Generally, the most animate noun in a sentence must occur first while the noun with lesser animacy occurs second. If both nouns are equal in animacy, then either noun can occur in the first position. So, both example sentences (1) and (2) are correct. The yi- prefix on the verb indicates that the 1st noun is the subject and bi- indicates that the 2nd noun is the subject.
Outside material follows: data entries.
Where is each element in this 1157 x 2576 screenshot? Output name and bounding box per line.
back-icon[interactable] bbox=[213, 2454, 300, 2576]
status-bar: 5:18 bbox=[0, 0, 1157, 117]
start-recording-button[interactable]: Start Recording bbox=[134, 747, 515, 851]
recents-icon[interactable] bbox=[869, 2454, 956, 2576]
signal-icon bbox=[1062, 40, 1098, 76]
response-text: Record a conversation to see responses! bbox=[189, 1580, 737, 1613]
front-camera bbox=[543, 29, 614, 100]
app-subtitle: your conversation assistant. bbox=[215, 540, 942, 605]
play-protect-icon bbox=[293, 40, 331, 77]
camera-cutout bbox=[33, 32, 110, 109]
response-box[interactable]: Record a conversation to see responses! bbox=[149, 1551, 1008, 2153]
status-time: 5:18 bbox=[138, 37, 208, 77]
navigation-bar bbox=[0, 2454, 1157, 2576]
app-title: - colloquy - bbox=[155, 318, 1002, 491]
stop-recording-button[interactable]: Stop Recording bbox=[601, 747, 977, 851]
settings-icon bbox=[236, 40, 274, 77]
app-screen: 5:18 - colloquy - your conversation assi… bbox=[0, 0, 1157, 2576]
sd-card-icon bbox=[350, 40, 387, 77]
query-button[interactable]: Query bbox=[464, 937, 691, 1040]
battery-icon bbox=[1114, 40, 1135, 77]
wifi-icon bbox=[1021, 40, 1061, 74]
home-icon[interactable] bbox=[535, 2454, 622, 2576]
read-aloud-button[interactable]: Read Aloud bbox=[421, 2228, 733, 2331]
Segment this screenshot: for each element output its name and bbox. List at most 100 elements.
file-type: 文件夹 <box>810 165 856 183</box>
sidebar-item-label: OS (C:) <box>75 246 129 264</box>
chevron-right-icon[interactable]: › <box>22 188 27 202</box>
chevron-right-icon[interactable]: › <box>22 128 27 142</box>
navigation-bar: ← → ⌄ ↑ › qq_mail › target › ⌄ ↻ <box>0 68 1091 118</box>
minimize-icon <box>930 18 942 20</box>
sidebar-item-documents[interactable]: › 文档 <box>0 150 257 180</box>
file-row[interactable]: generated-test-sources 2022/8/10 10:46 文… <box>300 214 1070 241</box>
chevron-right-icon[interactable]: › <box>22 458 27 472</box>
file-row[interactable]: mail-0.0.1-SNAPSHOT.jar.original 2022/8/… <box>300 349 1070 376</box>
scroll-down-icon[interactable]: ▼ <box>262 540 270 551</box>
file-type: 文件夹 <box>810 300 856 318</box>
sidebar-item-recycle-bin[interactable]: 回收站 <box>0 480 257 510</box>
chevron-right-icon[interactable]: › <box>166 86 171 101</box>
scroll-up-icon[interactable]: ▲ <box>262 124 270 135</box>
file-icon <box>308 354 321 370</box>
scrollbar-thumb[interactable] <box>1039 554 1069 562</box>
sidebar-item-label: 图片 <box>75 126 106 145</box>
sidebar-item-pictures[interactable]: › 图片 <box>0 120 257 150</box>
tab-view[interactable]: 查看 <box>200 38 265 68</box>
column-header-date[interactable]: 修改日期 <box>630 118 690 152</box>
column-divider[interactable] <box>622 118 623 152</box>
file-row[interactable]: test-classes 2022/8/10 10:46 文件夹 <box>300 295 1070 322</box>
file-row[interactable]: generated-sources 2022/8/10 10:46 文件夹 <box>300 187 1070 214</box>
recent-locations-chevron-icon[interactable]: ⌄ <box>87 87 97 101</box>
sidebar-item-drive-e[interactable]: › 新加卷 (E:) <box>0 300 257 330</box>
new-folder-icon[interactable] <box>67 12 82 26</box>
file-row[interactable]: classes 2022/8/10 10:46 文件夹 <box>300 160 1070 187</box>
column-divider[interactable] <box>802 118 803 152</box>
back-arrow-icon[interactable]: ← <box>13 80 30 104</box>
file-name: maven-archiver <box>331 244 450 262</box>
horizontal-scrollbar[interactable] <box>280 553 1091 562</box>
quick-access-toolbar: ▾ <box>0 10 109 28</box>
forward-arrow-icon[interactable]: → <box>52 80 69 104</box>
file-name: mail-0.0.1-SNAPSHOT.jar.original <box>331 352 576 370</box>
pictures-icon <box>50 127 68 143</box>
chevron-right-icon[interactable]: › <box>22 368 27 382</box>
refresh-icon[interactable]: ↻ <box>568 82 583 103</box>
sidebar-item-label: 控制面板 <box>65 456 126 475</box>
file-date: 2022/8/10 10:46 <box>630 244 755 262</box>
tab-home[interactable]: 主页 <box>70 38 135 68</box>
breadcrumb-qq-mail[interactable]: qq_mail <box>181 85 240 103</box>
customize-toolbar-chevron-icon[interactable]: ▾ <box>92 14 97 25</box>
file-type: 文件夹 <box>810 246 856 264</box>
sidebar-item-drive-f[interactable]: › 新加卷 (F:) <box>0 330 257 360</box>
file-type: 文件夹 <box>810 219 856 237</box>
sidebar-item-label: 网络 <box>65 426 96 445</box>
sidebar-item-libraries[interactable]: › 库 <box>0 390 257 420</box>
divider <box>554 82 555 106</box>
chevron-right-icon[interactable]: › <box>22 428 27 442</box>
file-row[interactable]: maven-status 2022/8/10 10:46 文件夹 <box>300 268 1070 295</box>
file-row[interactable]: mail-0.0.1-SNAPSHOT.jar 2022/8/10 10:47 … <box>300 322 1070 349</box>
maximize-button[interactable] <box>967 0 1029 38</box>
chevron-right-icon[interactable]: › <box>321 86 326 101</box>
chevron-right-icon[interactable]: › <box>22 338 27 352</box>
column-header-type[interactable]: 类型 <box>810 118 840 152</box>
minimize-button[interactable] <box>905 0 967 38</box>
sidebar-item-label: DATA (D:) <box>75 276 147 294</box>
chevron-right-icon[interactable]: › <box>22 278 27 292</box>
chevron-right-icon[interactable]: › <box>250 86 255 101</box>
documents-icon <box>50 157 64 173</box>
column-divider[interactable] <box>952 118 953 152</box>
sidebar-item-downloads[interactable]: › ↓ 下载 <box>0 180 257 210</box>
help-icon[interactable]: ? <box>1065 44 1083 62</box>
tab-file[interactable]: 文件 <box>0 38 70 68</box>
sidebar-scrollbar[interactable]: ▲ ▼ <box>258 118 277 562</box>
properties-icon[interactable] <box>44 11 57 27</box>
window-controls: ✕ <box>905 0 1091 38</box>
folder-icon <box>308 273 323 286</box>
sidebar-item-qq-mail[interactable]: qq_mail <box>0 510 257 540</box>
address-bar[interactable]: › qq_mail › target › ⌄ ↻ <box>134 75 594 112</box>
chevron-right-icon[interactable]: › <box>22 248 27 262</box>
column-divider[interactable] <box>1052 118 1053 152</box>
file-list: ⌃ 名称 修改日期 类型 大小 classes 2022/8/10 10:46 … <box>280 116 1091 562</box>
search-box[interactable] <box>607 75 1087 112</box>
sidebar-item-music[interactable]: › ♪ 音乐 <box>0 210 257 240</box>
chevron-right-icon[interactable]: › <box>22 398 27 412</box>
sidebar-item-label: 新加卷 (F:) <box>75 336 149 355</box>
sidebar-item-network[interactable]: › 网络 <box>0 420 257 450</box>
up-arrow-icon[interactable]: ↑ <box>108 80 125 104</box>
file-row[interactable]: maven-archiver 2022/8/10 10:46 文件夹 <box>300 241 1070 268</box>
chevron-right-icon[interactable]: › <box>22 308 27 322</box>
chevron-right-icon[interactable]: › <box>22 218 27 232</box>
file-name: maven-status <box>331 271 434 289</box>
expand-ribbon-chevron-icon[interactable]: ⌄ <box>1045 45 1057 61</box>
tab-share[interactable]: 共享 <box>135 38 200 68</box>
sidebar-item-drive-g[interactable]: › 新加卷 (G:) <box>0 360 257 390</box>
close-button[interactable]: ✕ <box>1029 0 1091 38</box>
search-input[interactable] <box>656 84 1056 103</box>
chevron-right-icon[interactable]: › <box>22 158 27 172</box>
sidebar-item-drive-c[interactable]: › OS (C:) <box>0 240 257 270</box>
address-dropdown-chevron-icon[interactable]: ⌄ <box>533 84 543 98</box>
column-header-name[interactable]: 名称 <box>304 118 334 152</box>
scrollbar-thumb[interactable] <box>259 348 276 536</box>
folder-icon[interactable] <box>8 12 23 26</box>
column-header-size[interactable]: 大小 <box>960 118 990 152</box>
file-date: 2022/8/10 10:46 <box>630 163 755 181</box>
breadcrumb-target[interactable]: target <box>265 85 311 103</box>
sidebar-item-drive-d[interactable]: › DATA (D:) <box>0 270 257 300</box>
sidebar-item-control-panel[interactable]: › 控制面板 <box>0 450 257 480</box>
| (1) | Ashkii | at'ééd | yiníł'į́. |
| | boy | girl | yi-look |
| | 'The boy is looking at the girl.' | | |

| (2) | At'ééd | ashkii | biníł'į́. |
| | girl | boy | bi-look |
| | 'The girl is being looked at by the boy.' | | |

But example sentence (3) sounds wrong to most Navajo speakers because the less animate noun occurs before the more animate noun:

| (3) | * Tsídii | at'ééd | yishtąsh. |
| | bird | girl | yi-pecked |
| | 'The bird pecked the girl.' | | |

In order express this idea, the more animate noun must occur first, as in sentence (4):

| (4) | At'ééd | tsídii | bishtąsh. |
| | girl | bird | bi-pecked |
| | 'The girl was pecked by the bird.' | | |

Although sentence (4) is translated into English with a passive verb, in Navajo it is not passive. Passive verbs are formed by certain classifier prefixes (i.e. transitivity prefixes) that occur directly before the verb stem in position 9.